The questions we ask:

  1. How do cells and organisms sense oxygen or vitamin levels? Are there novel oxygen sensors and vitamin sensors to be found?
  2. How does the body adapt to variations in oxygen levels? Or vitamin levels?
  3. When the supply and demand of oxygen or vitamins becomes mismatched, how does this contribute to disease?
  4. Can we “turn the oxygen and vitamin dials” as creative new therapies?
  5. What is the most practical form of turning these concepts into translatable therapies?

The approach we take: CRISPR screens, metabolomics, classical biochemistry/molecular biology, animal physiology and beyond.
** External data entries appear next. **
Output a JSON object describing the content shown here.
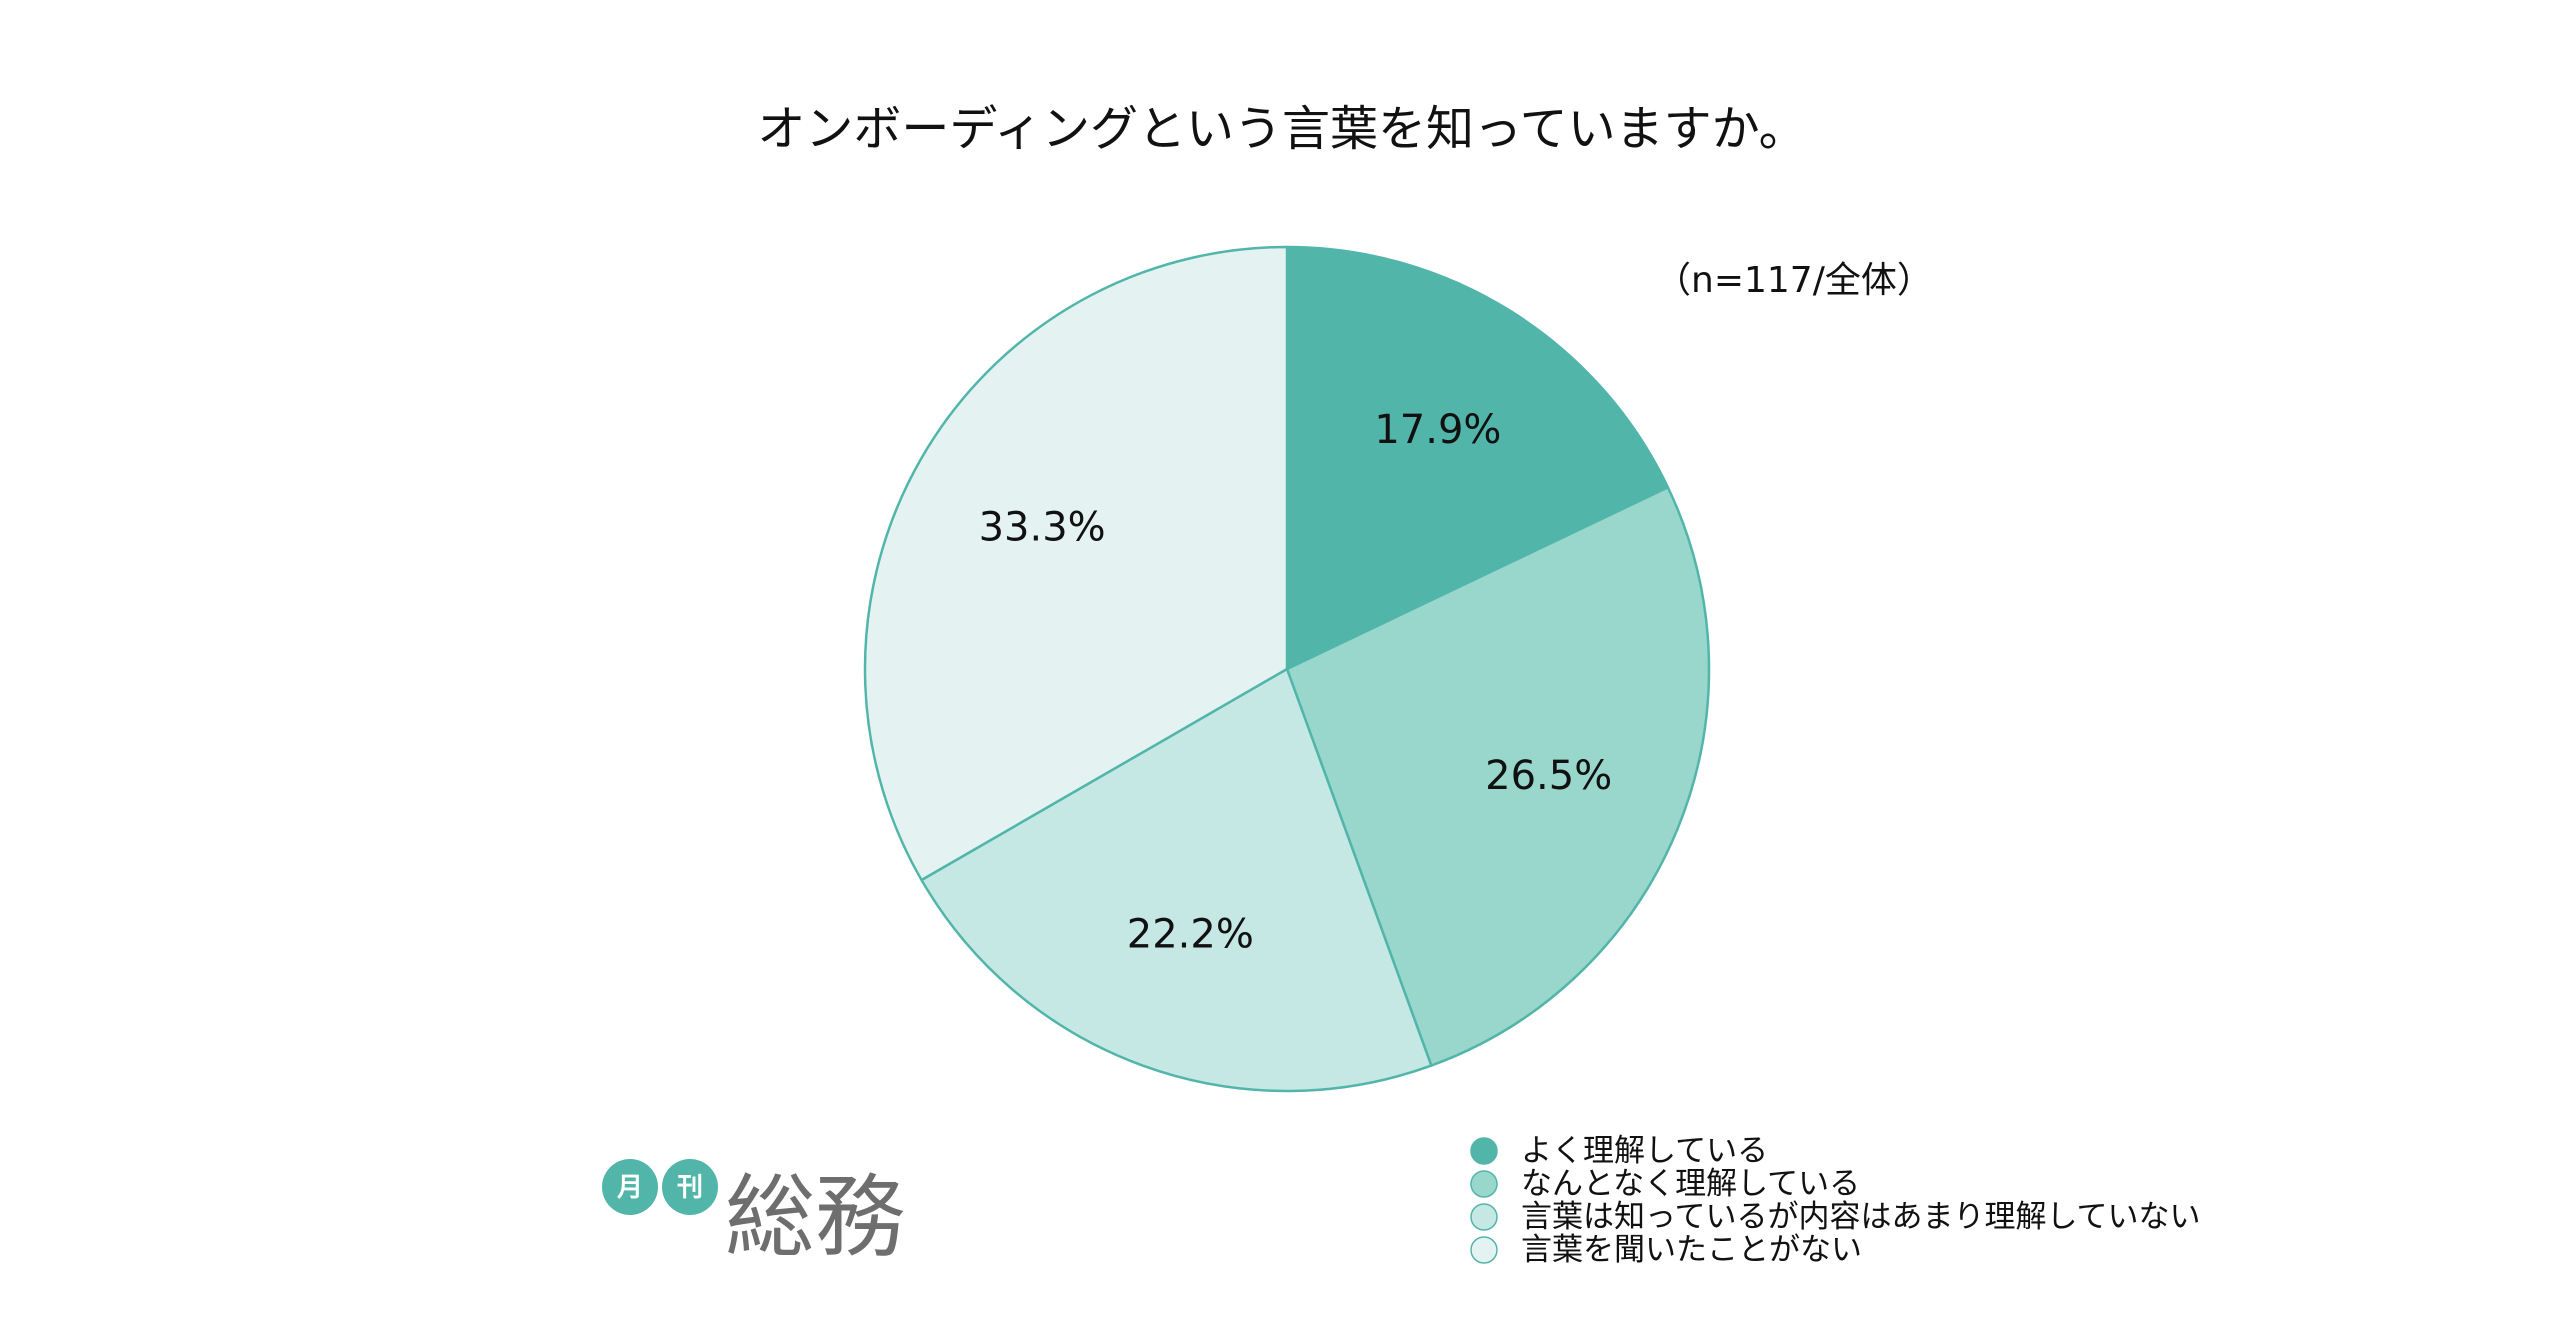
{
  "logo": {
    "badge_1": "月",
    "badge_2": "刊",
    "name": "総務",
    "badge_color": "#52b5aa",
    "name_color": "#6e6e6e"
  },
  "chart_data": {
    "type": "pie",
    "title": "オンボーディングという言葉を知っていますか。",
    "note": "（n=117/全体）",
    "start": "top",
    "direction": "clockwise",
    "legend_position": "bottom-right",
    "stroke_color": "#52b5aa",
    "slices": [
      {
        "label": "よく理解している",
        "value": 17.9,
        "value_label": "17.9%",
        "color": "#52b5aa"
      },
      {
        "label": "なんとなく理解している",
        "value": 26.5,
        "value_label": "26.5%",
        "color": "#99d6cc"
      },
      {
        "label": "言葉は知っているが内容はあまり理解していない",
        "value": 22.2,
        "value_label": "22.2%",
        "color": "#c6e8e4"
      },
      {
        "label": "言葉を聞いたことがない",
        "value": 33.3,
        "value_label": "33.3%",
        "color": "#e4f3f1"
      }
    ]
  }
}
Post-docs will be encouraged to lead independent projects resulting in high impact publications, present at conferences and prepare for long-term careers in academia or industry.

About you

  • You are extremely curious and self-motivated to push the boundaries of biomedical research.
  • You thrive in a fast-paced environment while conducting rigorous and impactful research.
  • You are intellectually independent and are able to design new research directions and projects (with input from your PI).
  • You are eager to learn and adapt new techniques.
  • You are excited by solving puzzles that have a translational impact. 

In this position you will

  • Find new functions for enzymes or cofactors (vitamins)
  • Contribute to our molecular understanding of how key metabolites are sensed by the body.
  • Develop novel therapeutic strategies for nutrient-based therapies.
  • Collaborate with post-docs and students to understand how enzymes and metabolites interact for key biochemical functions.
  • Publish, present, and represent that lab in journals and conferences.
  • Present at lab meetings, and participate in Arc-wide activities (seminars, symposiums, etc).

Requirements

  • PhD in metabolism, animal physiology, molecular biology, biochemistry, genomics, or related field 
  • Excellent written and verbal communication skills.
  • Demonstrated ability to work in a fast-paced environment and be both an independent thinker and a highly collaborative team player.

The minimum base salary for this position is $80,000. Base salary for this role is determined by how many months of relevant postdoctoral experience a successful candidate has. Base salary for this role is not negotiable.